Şimdiye Kadar Yapılmış En Ünlü Retro Arabalar (1990-2005)
Retro stil kullanan pek çok araç mevcut. Geçmişten günümüze baktığımızda bu stille tasarlanmış bazı retro arabalar ı listeledik. Kimisi tasarım klasiklerinin güncellemeleri, kimisi atalarından ipuçları alarak tasarlanmış. Ancak hepsinde döneminin stilinden farklı bir şeyler var.
İşte karşınızda kronolojik sıra ile listelenen iyi ve kötü retro arabalar;
Nissan Figaro (1991)
Nissan Figaro, tüm retro tasarım hareketinin yaratıcısı olduğuna dair güçlü bir iddiaya sahip. 1991’de piyasaya çıktı. Başlangıçta sadece Japonya’da satıştaydı. Ancak 1950’lerin arabalarından esinlenen hoş görünümü, onu Birleşik Krallık’ta sağdan direksiyonu daha da çekici kılan oldukça popüler hale getirdi ve çok fazla ithal edildi.

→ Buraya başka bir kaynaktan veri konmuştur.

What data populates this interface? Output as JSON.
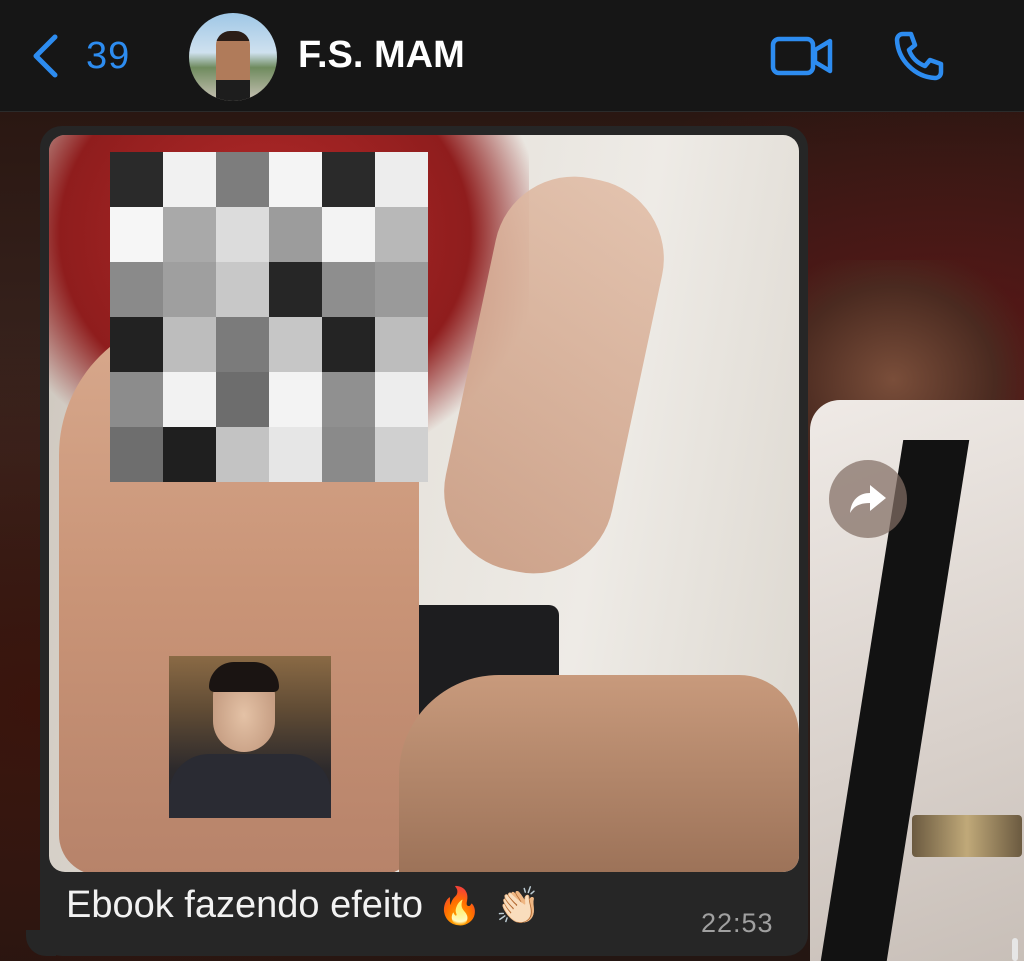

Deri koltukları, kliması, geriye katlanan kumaş bir tavanı mevcuttur. Ayrıca, dönem şartlarına göre kaliteli bir donanıma sahip olduğu da söylenilebilir. Figaro, görünüş bakımında onu bir klasik olarak düşünmeye teşvik de edebilir.
Mitsuoka Viewt (1993)
Mitsuoka Viewt, retro araba temasına oldukça Japon bir yaklaşım getiriyor. Araçta, stil olarak açıkça 1960’ların Jaguar Mk2 esintisi görülüyor. Ancak, temelinde eski model bir Micra yattığı da kesin. Önden görünüş oldukça ilgi çekici olmakla beraber, yanden bakış için aynısını söylemek güç.
Viewt, Japonya ve Britanya’da hala kült bir değere sahip. Belirtilen ülkelerde otomatik şanzımanlı, deri döşemeli ve ahşap süslemeli bir tane bulmak hala mümkün.
Plymouth Prowler (1997)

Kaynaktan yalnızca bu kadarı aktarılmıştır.